Landlords ‘need protection too’

Landlords need legal protection as much as tenants, an association head has said.

In response to plans for a register of licensed landlords to be established in the Island, Robert Weston, chairman of the Jersey Landlords’ Association, said that the rental market is a ‘two-way’ street and it is always property owners and not tenants who are punished when new regulations are introduced.

He called for landlords to have greater powers to recover costs from or promptly evict tenants who fail to keep a property in the condition they found it.

Last week the Environmental Health Department unveiled proposals, which, if approved, would see landlords required to obtain licences to rent out their properties.

It is hoped that the move would help States officers identify all of Jersey’s landlords and ensure that their properties meet minimum standards set out in last year’s rental dwellings law, such as ensuring there is safe drinking water and no broken windows.

Mr Weston said that the proposals would be ‘counter-productive’, however, and a ‘huge and costly exercise in red tape’.

He added that the costs of the new regulations, including an annual licence fee of £50 to £200, would be passed on to tenants.

‘The present proposal, as it now stands, will undoubtedly deter new landlords from entering the letting industry,’ he said.

‘And it will encourage existing private landlords to sell their rented dwelling property and reinvest their money in something else, preferably where there is less red-tape, or no red-tape at all.

‘The bottom line is that this registration and inspection proposal is wholly counter-productive to the Island’s desperate need for more rented accommodation in our Island, at lower rents.

‘An even worse consequence will be that, for every landlord who now leaves the industry, the States will have to provide Andium Homes with sufficient funding to build one or more replacement properties for the rental market.’

Mr Weston also said he believed any additional legal protection for tenants should be matched by further protection for landlords, as there are ‘delinquents’ on both sides.

‘There are a relatively few imperfect landlords in Jersey, just as there are a relatively few imperfect tenants,’ he said.

 

‘In the case of any delinquents on either side, it is only those delinquents who should be punished – not everyone, as is yet again being proposed here.

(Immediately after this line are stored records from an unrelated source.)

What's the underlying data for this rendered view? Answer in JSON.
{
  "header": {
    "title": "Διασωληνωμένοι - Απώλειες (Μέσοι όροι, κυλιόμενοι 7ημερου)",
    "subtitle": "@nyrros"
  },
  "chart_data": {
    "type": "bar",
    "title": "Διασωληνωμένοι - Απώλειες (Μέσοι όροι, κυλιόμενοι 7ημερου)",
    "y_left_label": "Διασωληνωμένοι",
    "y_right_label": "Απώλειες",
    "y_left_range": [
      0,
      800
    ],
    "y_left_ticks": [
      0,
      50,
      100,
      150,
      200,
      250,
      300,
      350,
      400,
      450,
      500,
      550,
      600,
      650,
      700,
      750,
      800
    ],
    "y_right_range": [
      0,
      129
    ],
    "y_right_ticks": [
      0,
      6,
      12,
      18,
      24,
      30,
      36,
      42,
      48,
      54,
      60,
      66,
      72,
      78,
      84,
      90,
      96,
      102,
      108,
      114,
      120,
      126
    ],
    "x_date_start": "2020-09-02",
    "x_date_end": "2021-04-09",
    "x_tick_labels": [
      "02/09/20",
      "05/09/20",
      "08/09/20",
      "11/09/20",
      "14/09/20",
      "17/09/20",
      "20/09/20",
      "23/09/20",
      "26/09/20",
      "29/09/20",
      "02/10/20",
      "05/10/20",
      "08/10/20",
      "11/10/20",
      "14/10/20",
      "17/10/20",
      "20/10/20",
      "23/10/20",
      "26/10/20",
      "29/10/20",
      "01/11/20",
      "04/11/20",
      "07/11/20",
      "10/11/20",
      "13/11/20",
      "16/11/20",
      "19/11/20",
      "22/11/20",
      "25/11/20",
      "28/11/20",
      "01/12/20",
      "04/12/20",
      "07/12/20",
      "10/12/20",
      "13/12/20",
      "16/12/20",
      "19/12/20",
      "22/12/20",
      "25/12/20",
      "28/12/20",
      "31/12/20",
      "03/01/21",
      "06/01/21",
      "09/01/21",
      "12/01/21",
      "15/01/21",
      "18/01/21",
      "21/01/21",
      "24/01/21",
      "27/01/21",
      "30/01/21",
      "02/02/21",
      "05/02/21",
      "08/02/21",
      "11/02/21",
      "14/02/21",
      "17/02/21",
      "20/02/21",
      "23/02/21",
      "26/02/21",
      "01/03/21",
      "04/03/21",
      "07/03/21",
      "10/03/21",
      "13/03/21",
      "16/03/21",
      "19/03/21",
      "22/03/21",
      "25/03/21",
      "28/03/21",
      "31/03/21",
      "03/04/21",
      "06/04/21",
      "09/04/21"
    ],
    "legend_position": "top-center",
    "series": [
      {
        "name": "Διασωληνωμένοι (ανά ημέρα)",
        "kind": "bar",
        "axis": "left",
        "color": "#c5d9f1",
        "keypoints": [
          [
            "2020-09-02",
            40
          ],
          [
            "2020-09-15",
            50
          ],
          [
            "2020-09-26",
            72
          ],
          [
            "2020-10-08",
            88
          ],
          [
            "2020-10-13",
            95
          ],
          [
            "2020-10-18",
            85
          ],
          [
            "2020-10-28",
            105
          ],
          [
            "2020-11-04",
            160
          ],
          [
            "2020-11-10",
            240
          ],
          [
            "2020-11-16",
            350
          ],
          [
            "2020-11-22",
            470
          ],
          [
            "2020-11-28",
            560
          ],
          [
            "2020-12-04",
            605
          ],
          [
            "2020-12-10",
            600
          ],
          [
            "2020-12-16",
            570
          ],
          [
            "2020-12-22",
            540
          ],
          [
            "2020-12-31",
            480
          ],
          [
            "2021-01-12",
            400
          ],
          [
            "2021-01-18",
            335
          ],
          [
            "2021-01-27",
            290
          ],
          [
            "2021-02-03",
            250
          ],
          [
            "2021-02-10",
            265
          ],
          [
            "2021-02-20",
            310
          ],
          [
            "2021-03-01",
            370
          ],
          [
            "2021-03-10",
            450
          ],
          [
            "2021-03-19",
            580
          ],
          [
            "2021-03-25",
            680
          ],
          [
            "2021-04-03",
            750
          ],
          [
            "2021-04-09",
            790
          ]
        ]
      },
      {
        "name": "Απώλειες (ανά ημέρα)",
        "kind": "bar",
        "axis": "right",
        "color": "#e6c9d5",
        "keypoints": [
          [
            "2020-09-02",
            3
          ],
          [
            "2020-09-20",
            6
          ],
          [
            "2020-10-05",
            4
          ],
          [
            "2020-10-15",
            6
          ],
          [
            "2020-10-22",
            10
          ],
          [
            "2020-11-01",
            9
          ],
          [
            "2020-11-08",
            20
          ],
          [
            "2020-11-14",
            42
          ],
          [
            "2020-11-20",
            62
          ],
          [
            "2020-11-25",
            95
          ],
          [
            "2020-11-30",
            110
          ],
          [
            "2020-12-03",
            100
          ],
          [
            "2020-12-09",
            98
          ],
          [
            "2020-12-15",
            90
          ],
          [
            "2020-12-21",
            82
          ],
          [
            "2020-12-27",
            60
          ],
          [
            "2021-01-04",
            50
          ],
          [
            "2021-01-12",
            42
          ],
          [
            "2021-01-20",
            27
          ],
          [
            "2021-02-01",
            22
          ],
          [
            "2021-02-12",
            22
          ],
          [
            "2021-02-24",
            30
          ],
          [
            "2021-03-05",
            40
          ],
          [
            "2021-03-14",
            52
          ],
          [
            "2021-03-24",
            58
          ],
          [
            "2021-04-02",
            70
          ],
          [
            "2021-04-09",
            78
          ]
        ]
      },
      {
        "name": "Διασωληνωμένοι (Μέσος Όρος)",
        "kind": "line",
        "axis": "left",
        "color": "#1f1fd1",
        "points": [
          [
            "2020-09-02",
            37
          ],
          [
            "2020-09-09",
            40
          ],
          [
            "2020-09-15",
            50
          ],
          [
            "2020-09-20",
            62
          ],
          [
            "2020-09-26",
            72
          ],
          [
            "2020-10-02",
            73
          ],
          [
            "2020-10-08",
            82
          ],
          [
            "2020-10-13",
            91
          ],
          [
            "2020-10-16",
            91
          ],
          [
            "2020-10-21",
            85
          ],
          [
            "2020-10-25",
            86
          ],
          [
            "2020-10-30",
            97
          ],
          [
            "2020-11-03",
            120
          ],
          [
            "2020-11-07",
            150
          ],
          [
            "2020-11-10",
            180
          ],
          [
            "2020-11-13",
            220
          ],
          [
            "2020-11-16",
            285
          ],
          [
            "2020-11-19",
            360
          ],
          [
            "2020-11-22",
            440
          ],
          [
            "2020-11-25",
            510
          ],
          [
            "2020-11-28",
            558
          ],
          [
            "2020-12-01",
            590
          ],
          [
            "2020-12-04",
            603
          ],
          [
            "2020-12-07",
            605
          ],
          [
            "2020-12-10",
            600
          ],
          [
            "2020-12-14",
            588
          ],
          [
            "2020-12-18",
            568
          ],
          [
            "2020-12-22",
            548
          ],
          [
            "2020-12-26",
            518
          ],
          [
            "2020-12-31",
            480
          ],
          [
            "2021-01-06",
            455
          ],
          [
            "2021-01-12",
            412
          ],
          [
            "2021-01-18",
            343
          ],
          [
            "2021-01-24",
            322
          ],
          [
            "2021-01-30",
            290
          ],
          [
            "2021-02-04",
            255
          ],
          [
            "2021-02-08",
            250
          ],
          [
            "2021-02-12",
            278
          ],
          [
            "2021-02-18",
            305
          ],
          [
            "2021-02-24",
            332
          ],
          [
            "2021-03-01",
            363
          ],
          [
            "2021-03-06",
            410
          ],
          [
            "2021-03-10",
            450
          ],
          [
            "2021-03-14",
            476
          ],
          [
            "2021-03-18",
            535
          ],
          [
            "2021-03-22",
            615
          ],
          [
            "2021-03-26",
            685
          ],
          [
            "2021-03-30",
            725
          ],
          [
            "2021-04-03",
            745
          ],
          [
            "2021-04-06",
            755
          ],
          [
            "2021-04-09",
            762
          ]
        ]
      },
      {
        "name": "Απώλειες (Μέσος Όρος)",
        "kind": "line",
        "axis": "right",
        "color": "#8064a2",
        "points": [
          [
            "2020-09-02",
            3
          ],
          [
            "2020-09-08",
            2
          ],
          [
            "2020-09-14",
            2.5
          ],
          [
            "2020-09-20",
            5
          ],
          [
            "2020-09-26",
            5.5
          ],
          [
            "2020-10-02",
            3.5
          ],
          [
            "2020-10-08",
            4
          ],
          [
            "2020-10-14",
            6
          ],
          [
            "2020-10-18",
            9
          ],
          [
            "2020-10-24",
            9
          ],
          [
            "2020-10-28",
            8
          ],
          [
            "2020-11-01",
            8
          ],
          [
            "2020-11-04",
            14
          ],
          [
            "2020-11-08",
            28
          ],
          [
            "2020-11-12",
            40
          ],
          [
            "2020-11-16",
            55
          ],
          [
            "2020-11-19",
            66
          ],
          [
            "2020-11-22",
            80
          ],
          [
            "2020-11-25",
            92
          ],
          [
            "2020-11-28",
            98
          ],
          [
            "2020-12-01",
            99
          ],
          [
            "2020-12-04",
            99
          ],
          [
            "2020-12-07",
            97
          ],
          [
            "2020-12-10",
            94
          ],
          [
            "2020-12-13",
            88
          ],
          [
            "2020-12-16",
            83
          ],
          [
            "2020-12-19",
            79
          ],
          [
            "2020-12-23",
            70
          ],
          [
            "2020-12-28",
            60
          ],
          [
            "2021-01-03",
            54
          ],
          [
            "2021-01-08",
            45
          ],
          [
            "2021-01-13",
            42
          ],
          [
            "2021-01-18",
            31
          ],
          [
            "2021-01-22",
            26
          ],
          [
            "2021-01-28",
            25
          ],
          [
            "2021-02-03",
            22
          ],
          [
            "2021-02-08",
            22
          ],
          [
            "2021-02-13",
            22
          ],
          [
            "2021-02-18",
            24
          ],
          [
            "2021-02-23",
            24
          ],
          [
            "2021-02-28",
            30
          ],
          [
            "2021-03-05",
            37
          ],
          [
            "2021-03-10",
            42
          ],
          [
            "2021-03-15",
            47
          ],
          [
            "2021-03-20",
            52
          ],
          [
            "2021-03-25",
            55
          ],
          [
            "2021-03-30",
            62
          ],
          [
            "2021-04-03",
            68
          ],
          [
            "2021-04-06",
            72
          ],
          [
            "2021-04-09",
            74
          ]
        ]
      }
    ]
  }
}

‘There should also be some similarly protective provisions for landlords. These should require tenants to keep their dwellings in a clean and tidy state and to leave it, on departure, as they found it on arrival.

‘Delinquent tenants should be obligated to pay any costs resulting from their failure to fulfil that obligation and should also be rendered liable to prompt eviction if unable or unwilling to comply.

‘This fresh landlord and tenant scenario would then become more rationalised, as a “two-way” street rather than the present one-way street.’